Les femmes s’emparent de la rue pour clamer leur ras-le-bol
14 juin 2019Edition N°2518
A minuit, jeudi soir, un tohu-bohu sur la place Pestalozzi a marqué le lancement de la journée de grève des femmes. Les actions se sont succédé jusqu’à 17h22, vendredi, lorsque les militantes ont rejoint Lausanne.
Est-ce en raison de la pluie, ou parce qu’il est encore trop tôt pour que des anonymes rejoignent le collectif de la Grève des femmes? Toujours est-il qu’à la rue du Lac, ce vendredi 14 juin vers 9 heures à Yverdon-les-Bains, elles ne sont qu’une douzaine à scander leur slogan «so-so-solidarité avec les femmes de», en passant d’un magasin à l’autre.
Sifflet en bouche, clochette à la main, les militantes distribuent des badges aux couleurs de la manifestation et proposent du vernis ou du rouge à lèvres mauve aux travailleuses des enseignes qu’elles visitent. La plupart des vendeuses ne répondent pas, et affichent parfois un sourire gêné. Une femme, probablement de confession musulmane, refuse de prendre le badge que les manifestantes lui offrent. Elle voit dans le symbole féminin – qui représente le miroir de Vénus – la représentation d’une croix chrétienne. Les manifestantes n’insistent pas.
Des jeunes, des moins jeunes, des dames en tailleur, des femmes portant un foulard islamique rose: les revendicatrices appartiennent à tous les milieux, à tous les partis, à toutes les religions, et à tous les pays. Le petit cortège commence à grossir. Il est 10 heures et elles sont maintenant plus d’une vingtaine.

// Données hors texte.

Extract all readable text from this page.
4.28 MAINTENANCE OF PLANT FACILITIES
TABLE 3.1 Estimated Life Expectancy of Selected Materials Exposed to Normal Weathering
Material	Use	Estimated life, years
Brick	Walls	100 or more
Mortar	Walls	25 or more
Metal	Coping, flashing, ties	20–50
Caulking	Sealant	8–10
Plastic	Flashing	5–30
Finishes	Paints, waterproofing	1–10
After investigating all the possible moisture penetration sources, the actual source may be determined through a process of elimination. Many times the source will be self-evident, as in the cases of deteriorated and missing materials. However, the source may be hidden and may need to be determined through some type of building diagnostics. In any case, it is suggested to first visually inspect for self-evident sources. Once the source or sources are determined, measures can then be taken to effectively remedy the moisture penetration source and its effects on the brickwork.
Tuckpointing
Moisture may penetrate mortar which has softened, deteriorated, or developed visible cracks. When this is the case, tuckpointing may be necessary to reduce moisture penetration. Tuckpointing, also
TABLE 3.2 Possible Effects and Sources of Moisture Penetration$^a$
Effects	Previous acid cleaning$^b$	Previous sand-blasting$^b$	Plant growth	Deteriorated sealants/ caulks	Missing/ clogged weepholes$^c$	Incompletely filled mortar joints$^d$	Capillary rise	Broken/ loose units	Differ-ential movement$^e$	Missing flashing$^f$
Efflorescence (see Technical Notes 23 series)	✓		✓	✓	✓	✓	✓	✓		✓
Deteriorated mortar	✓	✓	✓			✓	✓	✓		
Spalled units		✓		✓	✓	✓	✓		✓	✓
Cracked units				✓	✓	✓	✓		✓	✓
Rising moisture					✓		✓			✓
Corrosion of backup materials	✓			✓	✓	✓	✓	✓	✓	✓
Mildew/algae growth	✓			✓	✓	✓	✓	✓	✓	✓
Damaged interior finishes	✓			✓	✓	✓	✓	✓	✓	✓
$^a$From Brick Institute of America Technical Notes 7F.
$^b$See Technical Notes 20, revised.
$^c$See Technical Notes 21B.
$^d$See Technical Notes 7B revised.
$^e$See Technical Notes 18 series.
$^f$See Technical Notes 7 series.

Les rangs s’étoffent au fil des heures
Un passage à l’EMS de la Plaine est prévu. Arrivées sur place, les femmes entonnent un chant italien du XIXe siècle, La Lega, remis au goût du jour: «Holi, hola, le 14 juin nous y voilà, la grève féministe, c’est la grève pour nos droits.» La plupart des résidentes ne comprennent pas vraiment ce qu’il se passe. Mais elles acceptent le foulard, le badge ou le bracelet que les manifestantes leur offrent. Leur passage est apprécié. Du côté du personnel, les femmes de ménage, lingères, et autres animatrices acceptent avec conviction de fixer le badge au revers de leur blouse. On sent que les revendications salariales et d’égalité ont une résonance.
Le groupe, qui continue à grossir, rejoint gentiment la place Pestalozzi. La statue de l’illustre pédagogue brandit une pancarte sur laquelle est inscrit «Pour soutenir les femmes, je garde les enfants». Les chants et les revendications se succèdent sur la place, désormais noire de monde. La manifestation a pris de l’ampleur. à vue d’œil, environ 400 personnes sont présentes. Quelques hommes solidaires ont monté les stands. L’ex-conseiller d’État Pierre-Yves Maillard, qui préside désormais l’Union syndicale suisse, est là. Il précise qu’il ne peut pas rester longtemps, car il doit aller chercher ses enfants à l’école.
Il est 15h30 et les discours s’enchaînent sur la place Pestalozzi. La foule a encore grossi. Elles doivent être maintenant un millier à applaudir, siffler, scander.
Un cortège se forme à 16h30 et se dirige vers la gare. Les femmes vont rejoindre Lausanne et leurs sœurs militantes déjà sur place.